China's economy grew at a slower-than-expected pace in the second quarter of the current fiscal year, with a slowdown in manufacturing activity, rising raw material costs, and the impact of new COVID-19 outbreak clusters on the recovery momentum. Official data released today, Thursday, indicated that GDP grew by 7.9% in the quarter from April to June compared to the same period last year, falling short of the 8.1% increase anticipated in a Reuters poll of economists.
Growth significantly slowed down after a record increase of 18.3% in the January to March period, when the year-on-year growth rate had sharply declined due to the recession triggered by COVID-19 in the first quarter of 2020.
Strong Export Demand
The Xinhua news agency reported data from the National Bureau of Statistics, indicating that China's GDP grew by 12.7% year-on-year in the first half of 2021. While the world’s second-largest economy has rebounded strongly from the COVID-19 crisis, bolstered by strong export demand and policy support, recent data suggest some fading momentum in growth.
High raw material costs, supply shortages, and pollution control measures are affecting industrial activity, while localized COVID-19 outbreaks have limited consumer spending.

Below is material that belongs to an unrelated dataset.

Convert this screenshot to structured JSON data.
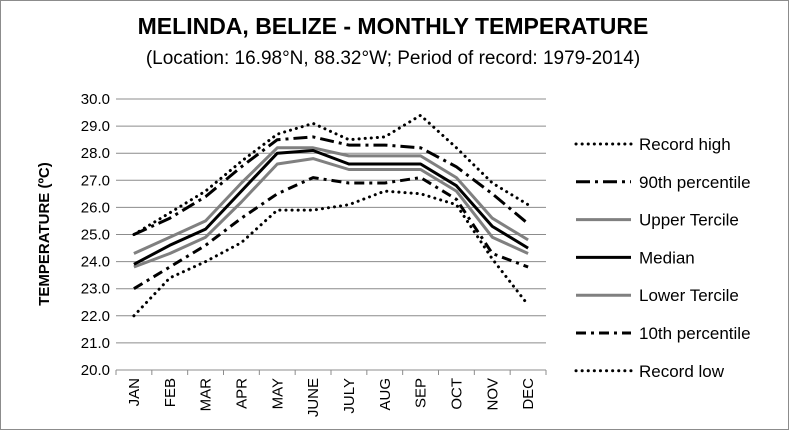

The National Bureau of Statistics noted that GDP increased by 1.3% quarter-on-quarter in the April to June period, exceeding the 1.2% growth forecast in the Reuters poll, while the bureau adjusted the growth in the first quarter down to 0.4% from the previous fourth quarter of last year.
Data from the statistics office showed that China’s industrial output rose by 8.3% in June compared to the previous year, slowing from an increase of 8.8% in May, while economists in the poll had forecast a 7.8% rise year-on-year. Retail sales grew by 12.1% in June year-on-year, surpassing analysts' expectations in the survey, who predicted 11% growth after a 12.4% rise in May.